OK I have to through my limited experience in here.
By far the worst experience I have had with a carb was the edelbrock. I bought the tuning kit and never could make that thing run without major bog. The older models had no way of tunning the secondary flap. I ran a Holley 3310 before that. It was cheap and rightfully so but worked all right.
My brother had his 468 stocker motor on the dyno a couple years back so we got to do some testing with it. He bought a Holley avenger. I think it was a 825. The jets needed to come up 20 points. This increased the HP by about 60.
I have a 1969 Q-jet modified by cliff that we tested also. It was within 10hp with no tuning. It was ran on the motor once just to see how it would do. Now it's on my 455.
I have read many of Cliff's post on the subject and he can typically get the numbers closer to like 2-3 hp but the Holley typically win the hp war. That being said the Q-jet with the smaller primaries can typically get better fuel mileage.
My recent expirence with the same 1969 Q-Jet and a lumpy H10 Ultradyn cam has not be good. The feul system as mention above can not keep up with the small fuel bowls so I'm changing over to 1/2 fuel line and sending unit. The low vacuum of the cam is also and issue as I have nozzel drizzel from the higher RPM and having the primaries open to far. This makes for some smelly raw gas idleing and bad looking spark plugs. I could mess with the air bypass or drill holes in the primaries but I don't want to screw up a good carb and I'm working on a roller cam install for the spring.

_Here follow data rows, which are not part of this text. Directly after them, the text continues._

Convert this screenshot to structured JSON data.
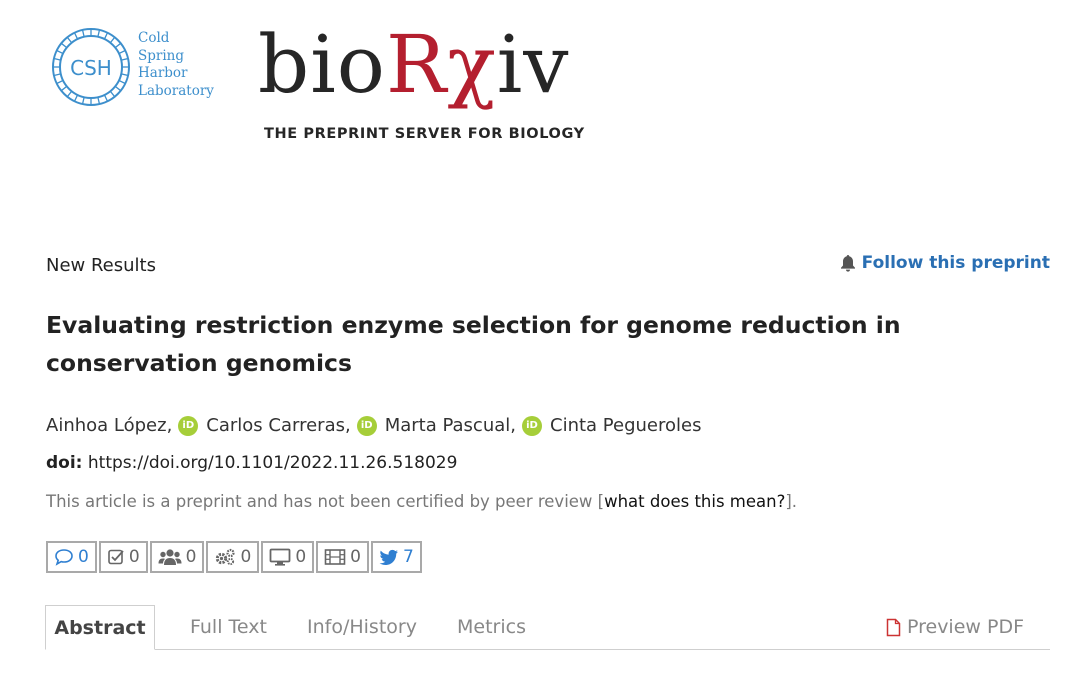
{
  "header": {
    "csh_logo": {
      "monogram": "CSH",
      "lines": [
        "Cold",
        "Spring",
        "Harbor",
        "Laboratory"
      ],
      "color": "#3d8fcc"
    },
    "biorxiv_logo": {
      "prefix": "bio",
      "rx": "Rχ",
      "suffix": "iv",
      "tagline": "THE PREPRINT SERVER FOR BIOLOGY",
      "accent": "#b41f2f"
    }
  },
  "article": {
    "type": "New Results",
    "follow_label": "Follow this preprint",
    "follow_icon": "bell-icon",
    "title": "Evaluating restriction enzyme selection for genome reduction in conservation genomics",
    "authors": [
      "Ainhoa López,",
      "Carlos Carreras,",
      "Marta Pascual,",
      "Cinta Pegueroles"
    ],
    "orcid_label": "iD",
    "doi_label": "doi:",
    "doi_value": "https://doi.org/10.1101/2022.11.26.518029",
    "peer_note_prefix": "This article is a preprint and has not been certified by peer review [",
    "peer_note_link": "what does this mean?",
    "peer_note_suffix": "]."
  },
  "metrics": [
    {
      "icon": "comment-icon",
      "count": "0"
    },
    {
      "icon": "checklist-icon",
      "count": "0"
    },
    {
      "icon": "users-icon",
      "count": "0"
    },
    {
      "icon": "gears-icon",
      "count": "0"
    },
    {
      "icon": "monitor-icon",
      "count": "0"
    },
    {
      "icon": "film-icon",
      "count": "0"
    },
    {
      "icon": "twitter-icon",
      "count": "7"
    }
  ],
  "tabs": {
    "abstract": "Abstract",
    "fulltext": "Full Text",
    "info": "Info/History",
    "metrics": "Metrics",
    "preview_pdf": "Preview PDF"
  },
  "colors": {
    "link": "#2a6fb3",
    "orcid": "#a6ce39",
    "twitter": "#2f7fd1"
  }
}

Some will no doubt argue with me on this but my opinion is a car that is more strip then street go with the holley. The larger feul bowls and four idle circuits makes it a good choice. If your car is more street them strip then the Q-jet with the smaller primaries gives good milage, that and the high velocity off idle performance. Where the issues seem to appear is with the larger cubic inches, larger cams over the 230 duration with tighter LSA.
Holley makes many nice carbs and the Qjets have been proven to do well over the years and no matter what you pick it will need tuning to run to its potential.